Additional Evidence That Post-Lumpectomy Radiation Improves Breast Cancer
In addition to reducing the risk of breast cancer recurrence, post-lumpectomy radiation therapy improves survival among women with early breast cancer. These results—from a combined analysis of 17 previous studies—were published in The Lancet.
Surgery for early-stage breast cancer may consist of mastectomy or lumpectomy. A mastectomy involves removal of the entire breast, whereas a lumpectomy involves removal of the cancer and some surrounding tissue. A lumpectomy is usually followed by radiation therapy in order to reduce the risk of cancer recurrence in or near the breast. The combination of lumpectomy and radiation therapy is referred to as breast-conserving therapy.
Several previous studies have reported giving radiation therapy after lumpectomy results in a lower risk of breast cancer recurrence than lumpectomy alone. To further evaluate the benefits of post-lumpectomy radiation therapy, researchers conducted a combined analysis of 17 previous studies. These studies included more than 10,000 women with early-stage breast cancer.

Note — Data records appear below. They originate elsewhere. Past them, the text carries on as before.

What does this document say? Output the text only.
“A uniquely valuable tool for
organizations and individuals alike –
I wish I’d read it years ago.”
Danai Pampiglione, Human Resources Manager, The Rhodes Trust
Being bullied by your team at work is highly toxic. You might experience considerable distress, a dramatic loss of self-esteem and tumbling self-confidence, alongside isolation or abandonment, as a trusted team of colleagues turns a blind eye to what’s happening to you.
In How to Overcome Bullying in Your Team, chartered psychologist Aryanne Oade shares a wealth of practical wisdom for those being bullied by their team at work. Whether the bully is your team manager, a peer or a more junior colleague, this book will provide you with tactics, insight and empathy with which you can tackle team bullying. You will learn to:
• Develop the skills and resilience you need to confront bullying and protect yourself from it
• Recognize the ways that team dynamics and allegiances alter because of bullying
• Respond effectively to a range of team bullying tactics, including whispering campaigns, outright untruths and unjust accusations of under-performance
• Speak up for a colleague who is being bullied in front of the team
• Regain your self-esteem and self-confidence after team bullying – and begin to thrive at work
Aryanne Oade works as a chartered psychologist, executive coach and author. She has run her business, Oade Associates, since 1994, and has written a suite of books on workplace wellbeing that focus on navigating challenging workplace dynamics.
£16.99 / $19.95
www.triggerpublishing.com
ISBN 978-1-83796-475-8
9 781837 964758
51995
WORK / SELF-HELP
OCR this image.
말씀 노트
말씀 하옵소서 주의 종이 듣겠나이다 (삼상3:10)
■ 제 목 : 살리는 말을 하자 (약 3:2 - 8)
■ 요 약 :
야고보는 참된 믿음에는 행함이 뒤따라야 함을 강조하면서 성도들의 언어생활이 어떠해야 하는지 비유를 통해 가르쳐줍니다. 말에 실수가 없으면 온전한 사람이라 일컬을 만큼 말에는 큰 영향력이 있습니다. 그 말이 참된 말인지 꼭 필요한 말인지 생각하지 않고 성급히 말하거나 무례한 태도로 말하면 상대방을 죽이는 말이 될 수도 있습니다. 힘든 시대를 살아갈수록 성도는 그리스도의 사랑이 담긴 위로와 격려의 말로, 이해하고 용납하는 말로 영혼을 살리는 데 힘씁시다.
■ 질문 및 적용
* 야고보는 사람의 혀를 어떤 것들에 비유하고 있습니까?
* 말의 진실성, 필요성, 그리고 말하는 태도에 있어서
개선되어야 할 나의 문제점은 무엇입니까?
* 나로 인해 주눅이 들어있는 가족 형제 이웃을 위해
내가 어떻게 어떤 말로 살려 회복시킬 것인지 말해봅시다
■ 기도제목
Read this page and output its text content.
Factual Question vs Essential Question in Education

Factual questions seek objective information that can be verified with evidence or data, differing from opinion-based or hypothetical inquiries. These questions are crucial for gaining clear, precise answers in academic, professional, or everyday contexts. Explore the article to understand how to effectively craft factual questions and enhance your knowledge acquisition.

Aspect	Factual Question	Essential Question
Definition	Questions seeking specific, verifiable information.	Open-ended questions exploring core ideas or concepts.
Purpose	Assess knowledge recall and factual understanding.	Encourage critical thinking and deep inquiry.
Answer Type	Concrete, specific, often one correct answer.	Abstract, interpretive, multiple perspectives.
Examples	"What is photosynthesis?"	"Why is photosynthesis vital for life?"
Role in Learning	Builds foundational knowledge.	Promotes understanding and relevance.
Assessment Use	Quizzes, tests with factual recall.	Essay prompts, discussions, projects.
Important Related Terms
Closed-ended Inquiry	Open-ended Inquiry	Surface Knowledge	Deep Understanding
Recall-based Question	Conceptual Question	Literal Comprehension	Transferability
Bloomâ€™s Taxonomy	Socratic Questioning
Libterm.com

- Post-lumpectomy radiation therapy reduced the 10-year risk of breast cancer recurrence from 35% to 19%.
- The 15-year risk of death from breast cancer was 25% among women who did not receive post-lumpectomy radiation therapy and 21% among women who did receive radiation therapy.
- For every four breast cancer recurrences that were prevented by radiation therapy by year 10, one breast cancer death was prevented by year 15.
- Benefits of radiation therapy were seen in women with node-negative breast cancer as well as women with node-positive breast cancer.
These results provide additional evidence that giving radiation therapy after a lumpectomy substantially reduces the risk of cancer recurrence and also reduces the risk of death from breast cancer.
Reference: Early Breast Cancer Trialists’ Collaborative Group. Effect of radiotherapy after breast-conserving surgery on 10-year recurrence and 15-year breast cancer death: meta-analysis of individual patient data for 10,801 women in 17 randomised trials. Lancet. Early online publication October 20, 2011.